Gill whirled around, full of such a hate and malice as the portrait bore. The tool box on the floor still had the hammer, but a knife glowed underneath it in the moonlight. Gill grabbed it and wildly dived at Toby with an agonized cry.

Toby's green eyes widened and his mouth hung limp and dumb. He staggered as Gill fell back from him, his attacker's expression quickly changing to one of regret. Toby's fingers wrapped around the knife in his chest. Shaking and bloodied, he pulled. The small silver knife slipped out and clattered to the floor.

Gill shook his head, tears streaming down as he stared in disbelief at what he had done to keep his secret. He was the young boy again. "No…! No! Toby, I'm sorry! Toby!"

The fisherman fell to his knees. He stared at his blood covered hands as he stared to inhumanly wheeze from the puncture to his lung. His breathing gurgled as his wound filled his lung with his own blood.

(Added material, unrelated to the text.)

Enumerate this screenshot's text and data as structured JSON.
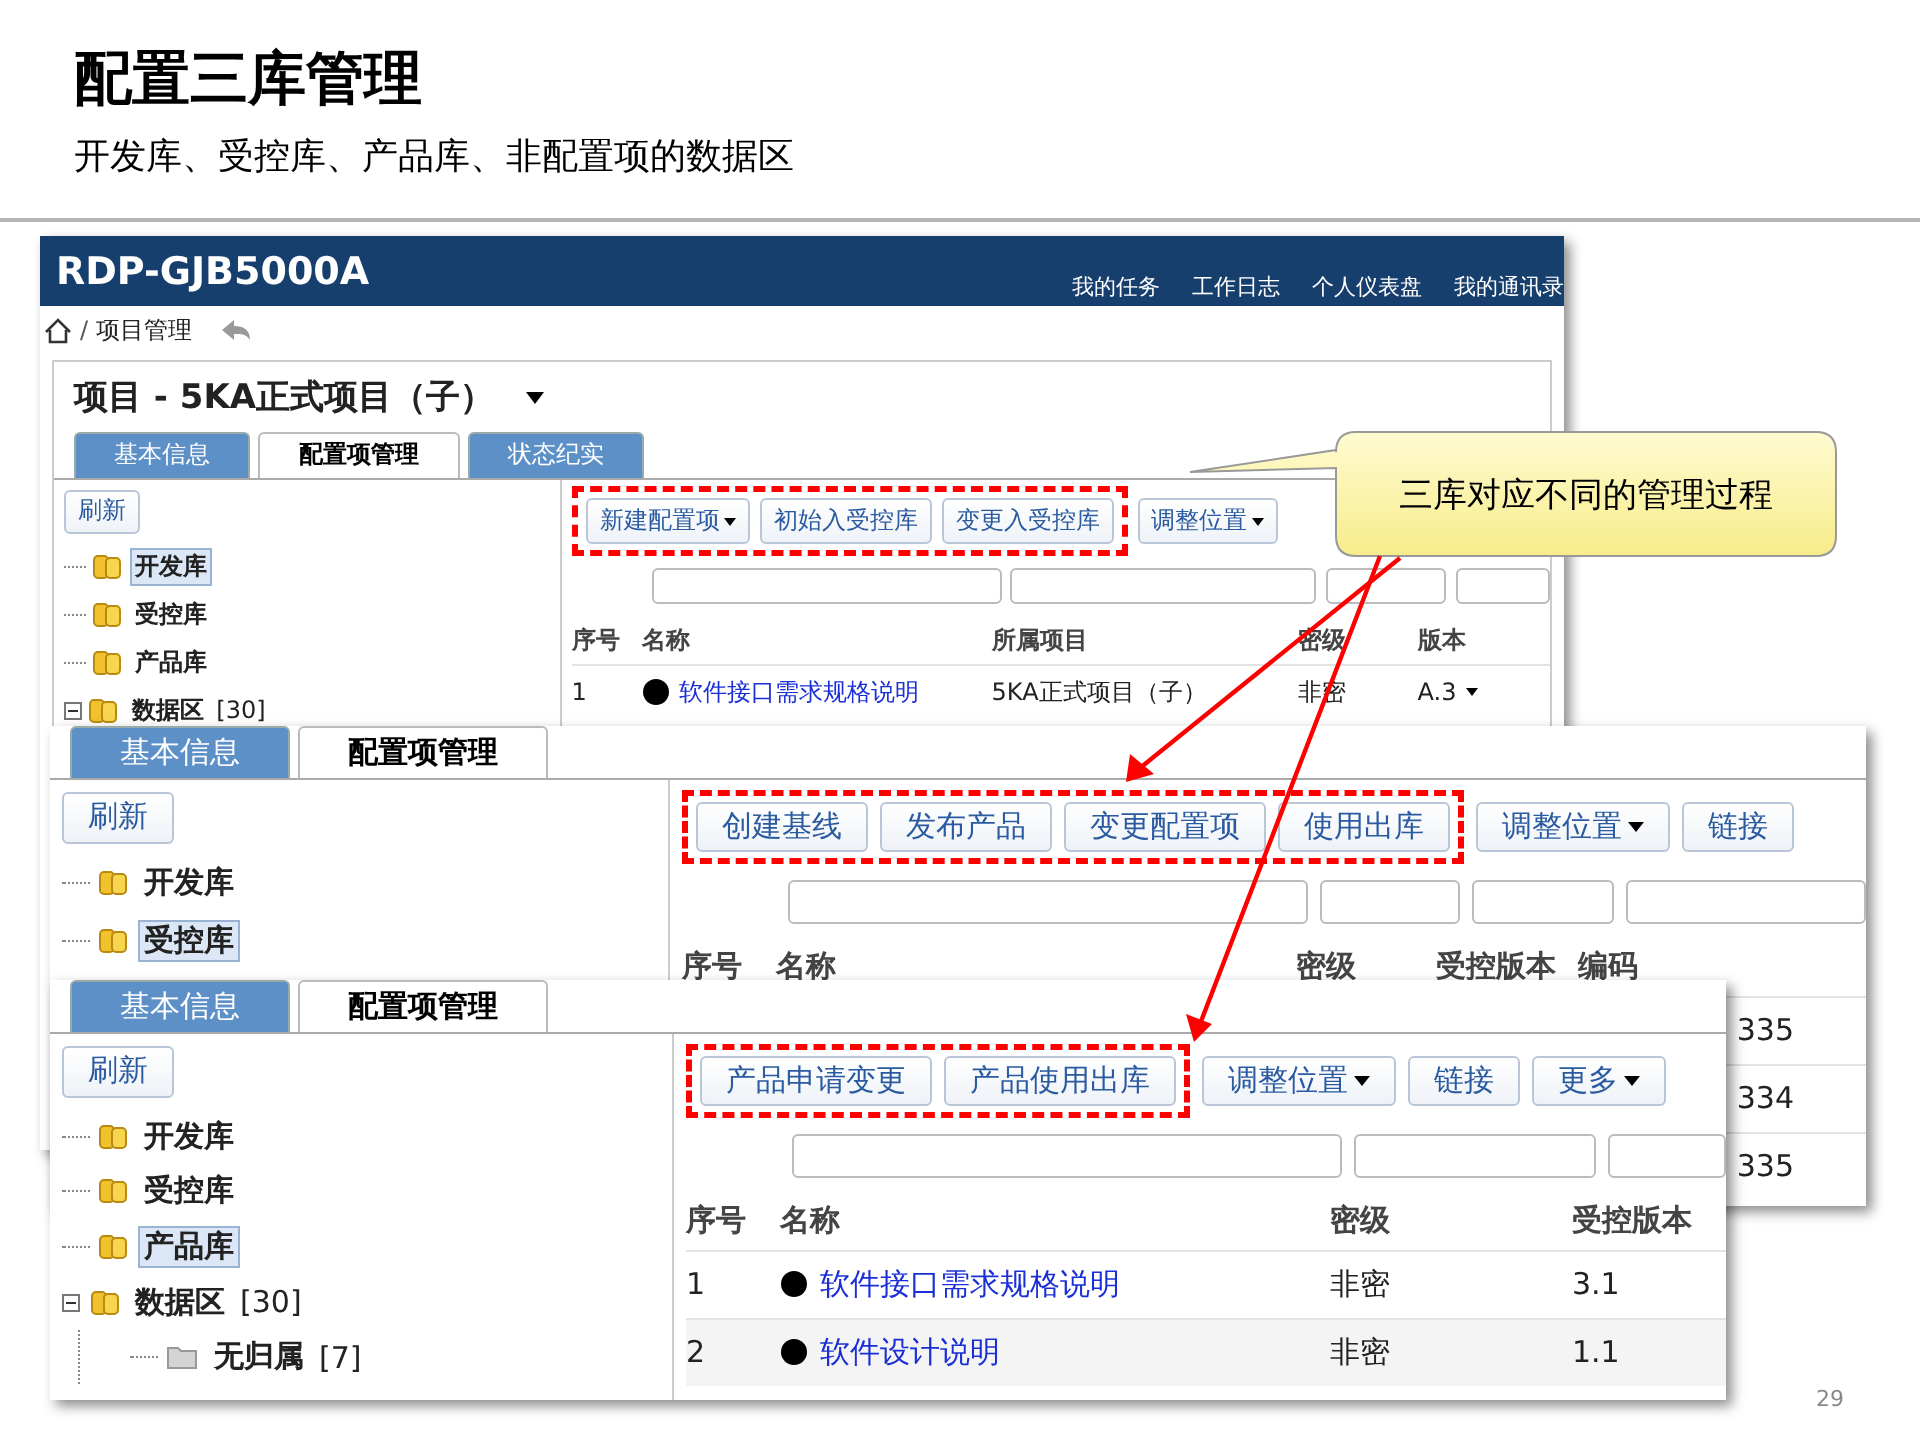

Gill was on his knees before him, holding him up. "Toby, don't! Please, Toby – God, no! Toby, p-please! Please…!"

Toby Hallward's eyes glazed over as they tried to search Gill's terrified face. He pitched forward, exhaling his last breath over Gill Gray's shoulder.

Tears spilled anew as Gill held up his friend. "Toby? Toby?! Oh, Lord God… No… No… Nononono!"

He tried to stand Toby back on his knees, but he slipped from him and fell backwards to the floor. Eyes wide and mouth open in shock; Toby's dead body was strewn before the portrait. His blood pooling slowly along the floor boards.

Gill brought himself to his feet in a fog. He looked at the blood on his hands from supporting Toby. And stabbing him. Toby's blood. Toby. He had killed him.

Gill Gray turned and looked up at the portrait of himself, feeling it was growing in size to overpower him. The scowl was now an evil leer, smiling down at the scene like one possessed. There was blood on his hands.

Breaking, Gill yelled and ran for the stairs. The blood on his hands was sticky as it started to dry. He passed the attic door and closed it behind him, still sane enough not to touch it and leave handprints everywhere. His mind only controlled his feet as he passed out the front door and broke into a run.

His feet pounded against the cobblestones. Buildings disappeared behind him. He couldn't believe it. The murder wouldn't sink in. Gill wanted to scream, cry, run forever. Toby couldn't be dead. He couldn't have killed him. Selena. Toby. Nonononononono.

The moon lit his blurred path. The town disappeared, and Gill's shoes met dirt. As the air finally started to reach his head, Gill ran straight into someone on the crossroads in the dark. The shadow made Gill reel backwards and fall to the ground. He looked up in horror at the silhouette staring back down at him.